# Winchester White Box 9mm



## hawcer (Feb 22, 2008)

While at Wally world...I purchased some wwb 9mm(yeah,they actually had 4 boxes in stock). I'm a nice guy,so I left 2 boxes for the next guy. Anyway, When I got home, I opened them up to find Nato headstamps on the brass instead of the standard Win 9mm Luger stamps. Is winchester digging into the "manufactured for Nato" stuff to help supply the commercial market?

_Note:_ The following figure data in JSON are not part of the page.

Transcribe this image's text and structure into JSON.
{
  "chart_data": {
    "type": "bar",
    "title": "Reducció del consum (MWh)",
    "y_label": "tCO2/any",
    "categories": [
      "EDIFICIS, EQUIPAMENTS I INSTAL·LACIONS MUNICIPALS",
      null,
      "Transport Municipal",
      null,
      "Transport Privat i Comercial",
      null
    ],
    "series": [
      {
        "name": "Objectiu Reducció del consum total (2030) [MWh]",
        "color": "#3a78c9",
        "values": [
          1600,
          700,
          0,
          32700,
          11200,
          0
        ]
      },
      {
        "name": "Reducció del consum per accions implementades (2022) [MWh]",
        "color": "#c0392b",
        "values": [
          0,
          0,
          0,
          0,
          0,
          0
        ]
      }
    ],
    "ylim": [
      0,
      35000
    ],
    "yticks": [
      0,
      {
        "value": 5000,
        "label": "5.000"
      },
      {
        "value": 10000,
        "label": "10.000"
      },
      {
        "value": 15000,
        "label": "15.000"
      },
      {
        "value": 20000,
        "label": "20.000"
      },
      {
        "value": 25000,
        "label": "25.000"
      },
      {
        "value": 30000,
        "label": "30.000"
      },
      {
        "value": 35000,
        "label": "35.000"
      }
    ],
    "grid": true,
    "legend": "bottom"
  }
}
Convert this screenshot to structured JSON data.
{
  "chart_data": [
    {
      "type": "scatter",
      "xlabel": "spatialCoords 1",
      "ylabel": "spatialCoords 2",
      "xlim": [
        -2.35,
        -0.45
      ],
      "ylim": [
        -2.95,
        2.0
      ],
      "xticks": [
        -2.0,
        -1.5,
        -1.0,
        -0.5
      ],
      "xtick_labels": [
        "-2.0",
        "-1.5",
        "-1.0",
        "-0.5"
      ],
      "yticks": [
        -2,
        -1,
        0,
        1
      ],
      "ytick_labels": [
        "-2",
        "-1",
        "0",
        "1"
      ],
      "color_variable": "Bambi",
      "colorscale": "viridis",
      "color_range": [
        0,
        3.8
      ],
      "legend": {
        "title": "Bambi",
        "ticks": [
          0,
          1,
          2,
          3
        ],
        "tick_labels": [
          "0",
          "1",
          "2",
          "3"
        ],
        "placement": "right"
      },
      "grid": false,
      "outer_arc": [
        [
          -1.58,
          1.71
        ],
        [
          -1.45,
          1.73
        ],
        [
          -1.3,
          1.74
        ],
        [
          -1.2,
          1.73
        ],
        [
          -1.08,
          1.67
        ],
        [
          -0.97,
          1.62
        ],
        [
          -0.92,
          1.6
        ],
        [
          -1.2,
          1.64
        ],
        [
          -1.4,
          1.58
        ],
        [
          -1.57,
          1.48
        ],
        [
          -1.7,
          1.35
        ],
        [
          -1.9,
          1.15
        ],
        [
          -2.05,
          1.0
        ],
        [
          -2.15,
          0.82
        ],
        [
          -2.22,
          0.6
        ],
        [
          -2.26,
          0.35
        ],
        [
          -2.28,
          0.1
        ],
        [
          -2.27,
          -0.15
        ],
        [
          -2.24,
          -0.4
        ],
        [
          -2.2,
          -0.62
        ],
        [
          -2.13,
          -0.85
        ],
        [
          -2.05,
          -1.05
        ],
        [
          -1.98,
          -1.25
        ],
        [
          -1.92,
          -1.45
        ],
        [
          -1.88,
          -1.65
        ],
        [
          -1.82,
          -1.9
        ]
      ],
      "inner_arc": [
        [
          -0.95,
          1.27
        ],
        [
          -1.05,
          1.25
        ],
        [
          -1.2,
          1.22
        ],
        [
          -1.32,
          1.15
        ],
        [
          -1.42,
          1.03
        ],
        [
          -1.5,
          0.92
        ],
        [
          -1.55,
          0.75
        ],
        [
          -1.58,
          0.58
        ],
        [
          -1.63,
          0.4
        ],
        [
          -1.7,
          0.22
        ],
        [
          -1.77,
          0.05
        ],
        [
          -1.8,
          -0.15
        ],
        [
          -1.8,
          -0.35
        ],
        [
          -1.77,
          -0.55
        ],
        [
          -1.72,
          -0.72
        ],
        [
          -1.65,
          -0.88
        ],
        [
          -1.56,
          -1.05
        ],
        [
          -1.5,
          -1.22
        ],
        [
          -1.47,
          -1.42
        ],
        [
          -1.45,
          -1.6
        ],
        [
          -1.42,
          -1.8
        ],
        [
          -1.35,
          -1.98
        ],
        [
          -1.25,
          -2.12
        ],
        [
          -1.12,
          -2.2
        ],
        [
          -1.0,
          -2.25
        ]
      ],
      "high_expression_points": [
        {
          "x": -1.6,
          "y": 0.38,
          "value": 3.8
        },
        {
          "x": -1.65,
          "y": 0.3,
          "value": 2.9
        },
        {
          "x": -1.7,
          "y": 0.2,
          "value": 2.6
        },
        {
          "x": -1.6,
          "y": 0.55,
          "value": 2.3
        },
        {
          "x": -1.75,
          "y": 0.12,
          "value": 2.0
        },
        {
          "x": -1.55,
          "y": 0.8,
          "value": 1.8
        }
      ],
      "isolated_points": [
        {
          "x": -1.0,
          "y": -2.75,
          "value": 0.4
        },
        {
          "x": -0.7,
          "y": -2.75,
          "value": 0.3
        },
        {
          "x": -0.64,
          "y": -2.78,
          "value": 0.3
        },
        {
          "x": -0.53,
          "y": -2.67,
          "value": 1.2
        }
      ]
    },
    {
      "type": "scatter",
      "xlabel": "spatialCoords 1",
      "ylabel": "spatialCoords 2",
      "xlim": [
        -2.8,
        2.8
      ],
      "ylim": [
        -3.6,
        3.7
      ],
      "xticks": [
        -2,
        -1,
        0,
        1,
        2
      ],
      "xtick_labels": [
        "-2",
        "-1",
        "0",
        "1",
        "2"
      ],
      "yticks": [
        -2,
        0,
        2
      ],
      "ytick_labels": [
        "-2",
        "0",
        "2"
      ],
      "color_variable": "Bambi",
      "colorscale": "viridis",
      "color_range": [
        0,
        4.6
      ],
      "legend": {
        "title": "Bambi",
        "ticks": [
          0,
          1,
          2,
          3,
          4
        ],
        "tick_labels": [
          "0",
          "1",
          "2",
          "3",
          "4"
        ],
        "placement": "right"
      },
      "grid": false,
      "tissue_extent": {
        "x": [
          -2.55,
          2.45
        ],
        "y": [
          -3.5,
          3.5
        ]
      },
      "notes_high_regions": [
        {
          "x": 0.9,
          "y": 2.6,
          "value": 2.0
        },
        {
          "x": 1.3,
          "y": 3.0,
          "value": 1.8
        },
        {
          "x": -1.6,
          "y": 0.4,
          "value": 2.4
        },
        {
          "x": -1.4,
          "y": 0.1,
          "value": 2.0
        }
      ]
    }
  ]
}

Maybe this isn't all the odd...but I have never,ever seen or purchased Nato stamped ammo from wally world or any other big retailers.


----------



## dosborn (Apr 17, 2009)

I just checked my WWB (17 boxes) and they were all marked WIN. They were purchased over the last 10-14 months with the latest I bought about 2 weeks ago. No tellin man.


----------



## WinM70 (Jul 6, 2008)

Mine all have win stamps, but it has been 2 months sense my last purchase.


----------



## SIGness (Oct 14, 2009)

This isn't uncommon as of late. IIRC, the Nato rounds tend to be closer to the +P ammo. I know I've read in another forum about this. I'll see if I can hunt it down, and get some good info for you. Don't hold me to the above statement.

Found it!

http://www.thehighroad.us/showthread.php?t=141373

Mods, if there is a rule I've overlooked in regards to posting the link. Please remove, and my apologies.


----------



## wheelgunnerfla (Oct 21, 2009)

That doesn't sound right at all.


----------



## DevilsJohnson (Oct 21, 2007)

I'm sure Winchester like most ammo companies make stuff for the armed forces. So you might see that sometimes though it's not all that common.


----------